In the Kharon project, we support the idea that the best way to understand malware impact is to observe it in its normal execution environment i.e., a real smartphone. Additionally, the main challenge is to be able to trigger malicious behaviours even if the malware tries to escape dynamic analysis.
In this context, we have developed an original solution that mainly consists of ‘helping the malware to execute’. In other words we slightly modify the bytecode of the infected application in order to defeat the protection against dynamic analysis and we execute the suspicious code in its most favourable execution conditions. Thus, our software helps us understand malware's objectives and the consequences on the health of a user's device.

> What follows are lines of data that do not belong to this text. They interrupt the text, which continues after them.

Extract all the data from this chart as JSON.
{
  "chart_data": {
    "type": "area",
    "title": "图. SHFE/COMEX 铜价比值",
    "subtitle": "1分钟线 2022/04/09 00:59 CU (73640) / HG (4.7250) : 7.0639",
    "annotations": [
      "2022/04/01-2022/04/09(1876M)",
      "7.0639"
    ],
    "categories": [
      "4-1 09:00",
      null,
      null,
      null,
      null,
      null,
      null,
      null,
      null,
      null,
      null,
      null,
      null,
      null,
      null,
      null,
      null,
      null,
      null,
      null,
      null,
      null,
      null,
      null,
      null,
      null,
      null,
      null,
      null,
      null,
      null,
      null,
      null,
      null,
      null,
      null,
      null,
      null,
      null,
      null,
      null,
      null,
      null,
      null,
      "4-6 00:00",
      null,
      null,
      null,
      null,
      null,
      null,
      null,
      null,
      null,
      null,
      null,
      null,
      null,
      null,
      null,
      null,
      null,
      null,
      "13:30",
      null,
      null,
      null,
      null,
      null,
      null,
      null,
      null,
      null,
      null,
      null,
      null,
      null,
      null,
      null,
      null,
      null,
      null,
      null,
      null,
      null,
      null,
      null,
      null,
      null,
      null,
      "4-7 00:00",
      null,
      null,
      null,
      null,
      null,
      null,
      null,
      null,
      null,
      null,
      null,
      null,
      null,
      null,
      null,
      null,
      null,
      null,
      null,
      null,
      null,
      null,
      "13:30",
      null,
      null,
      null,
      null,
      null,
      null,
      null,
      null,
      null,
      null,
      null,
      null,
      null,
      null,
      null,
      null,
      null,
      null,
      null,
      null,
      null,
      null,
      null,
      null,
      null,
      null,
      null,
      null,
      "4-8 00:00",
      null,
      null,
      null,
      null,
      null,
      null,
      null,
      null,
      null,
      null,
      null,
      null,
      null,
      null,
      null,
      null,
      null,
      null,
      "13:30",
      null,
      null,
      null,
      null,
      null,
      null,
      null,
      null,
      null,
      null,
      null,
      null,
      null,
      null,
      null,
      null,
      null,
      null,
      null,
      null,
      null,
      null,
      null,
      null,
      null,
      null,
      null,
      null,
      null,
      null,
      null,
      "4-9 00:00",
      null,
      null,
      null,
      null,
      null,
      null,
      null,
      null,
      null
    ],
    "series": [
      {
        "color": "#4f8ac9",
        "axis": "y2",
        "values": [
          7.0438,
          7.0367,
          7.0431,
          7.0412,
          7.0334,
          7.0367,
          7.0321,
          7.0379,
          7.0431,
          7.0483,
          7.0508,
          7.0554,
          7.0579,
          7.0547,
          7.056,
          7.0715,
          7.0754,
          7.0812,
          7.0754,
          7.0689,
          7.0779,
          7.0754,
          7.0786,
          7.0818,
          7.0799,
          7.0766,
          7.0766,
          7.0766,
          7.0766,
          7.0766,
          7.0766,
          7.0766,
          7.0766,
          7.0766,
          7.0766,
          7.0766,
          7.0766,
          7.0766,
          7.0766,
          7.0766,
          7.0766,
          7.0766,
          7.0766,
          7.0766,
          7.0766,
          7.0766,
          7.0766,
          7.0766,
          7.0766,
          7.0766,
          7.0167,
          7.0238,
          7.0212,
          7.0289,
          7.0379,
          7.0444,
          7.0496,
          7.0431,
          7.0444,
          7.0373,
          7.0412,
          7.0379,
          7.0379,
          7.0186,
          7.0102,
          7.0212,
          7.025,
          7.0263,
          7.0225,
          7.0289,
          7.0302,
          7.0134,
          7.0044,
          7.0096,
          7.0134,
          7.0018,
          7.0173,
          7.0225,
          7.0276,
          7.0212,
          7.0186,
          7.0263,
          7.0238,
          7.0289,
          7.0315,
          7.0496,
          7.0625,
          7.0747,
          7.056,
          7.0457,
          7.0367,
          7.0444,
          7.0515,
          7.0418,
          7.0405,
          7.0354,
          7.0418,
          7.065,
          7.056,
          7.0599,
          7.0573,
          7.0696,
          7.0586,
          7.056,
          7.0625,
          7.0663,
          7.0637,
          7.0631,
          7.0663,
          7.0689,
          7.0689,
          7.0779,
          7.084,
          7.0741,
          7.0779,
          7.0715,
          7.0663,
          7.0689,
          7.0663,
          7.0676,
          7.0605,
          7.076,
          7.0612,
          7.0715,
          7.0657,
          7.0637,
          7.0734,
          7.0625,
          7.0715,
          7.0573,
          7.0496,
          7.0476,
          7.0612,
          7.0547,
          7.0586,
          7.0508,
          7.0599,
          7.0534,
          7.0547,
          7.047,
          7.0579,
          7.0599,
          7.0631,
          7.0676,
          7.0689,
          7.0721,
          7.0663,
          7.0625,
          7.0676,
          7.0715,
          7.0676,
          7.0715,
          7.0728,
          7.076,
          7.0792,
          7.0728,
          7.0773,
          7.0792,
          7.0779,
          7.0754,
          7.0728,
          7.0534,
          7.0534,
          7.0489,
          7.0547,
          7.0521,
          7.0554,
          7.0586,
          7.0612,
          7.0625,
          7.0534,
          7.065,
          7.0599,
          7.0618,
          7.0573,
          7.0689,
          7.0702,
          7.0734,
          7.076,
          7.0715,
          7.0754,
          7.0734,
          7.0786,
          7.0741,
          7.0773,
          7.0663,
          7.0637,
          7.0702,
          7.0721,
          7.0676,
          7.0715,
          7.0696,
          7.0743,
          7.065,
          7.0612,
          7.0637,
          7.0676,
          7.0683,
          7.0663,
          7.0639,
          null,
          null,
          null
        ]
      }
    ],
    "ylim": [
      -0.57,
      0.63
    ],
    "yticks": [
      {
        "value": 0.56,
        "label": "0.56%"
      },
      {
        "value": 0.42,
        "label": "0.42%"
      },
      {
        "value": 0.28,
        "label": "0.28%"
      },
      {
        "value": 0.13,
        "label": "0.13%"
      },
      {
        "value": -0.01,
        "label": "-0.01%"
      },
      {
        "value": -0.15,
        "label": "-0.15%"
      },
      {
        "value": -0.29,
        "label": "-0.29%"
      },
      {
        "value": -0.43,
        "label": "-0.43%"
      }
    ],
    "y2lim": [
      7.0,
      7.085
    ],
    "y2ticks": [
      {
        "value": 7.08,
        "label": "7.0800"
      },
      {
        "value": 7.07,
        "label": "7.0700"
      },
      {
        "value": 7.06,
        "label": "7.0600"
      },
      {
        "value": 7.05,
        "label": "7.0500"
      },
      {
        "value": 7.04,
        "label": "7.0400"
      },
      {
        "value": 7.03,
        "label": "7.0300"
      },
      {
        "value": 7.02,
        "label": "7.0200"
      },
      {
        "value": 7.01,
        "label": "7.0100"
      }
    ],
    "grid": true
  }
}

Based on these observations, our main research direction and challenge is to develop new and original protections against malicious applications that try to defeat classical dynamic analysis.
 A. Abraham et al.: “GroddDroid: a gorilla for triggering malicious behaviors”, in 10th International Conference on Malicious and Unwanted Software, MALCON 2015, IEEE Computer Society, pp. 119-127, 2015.
 N. Kiss, J.-F. Lalande, M. Leslous, V. Viet Triem Tong : “Kharon dataset: Android malware under a microscope”, in Learning from Authoritative Security Experiment Results, IEEE Symposium on Security and Privacy Workshop, 2016.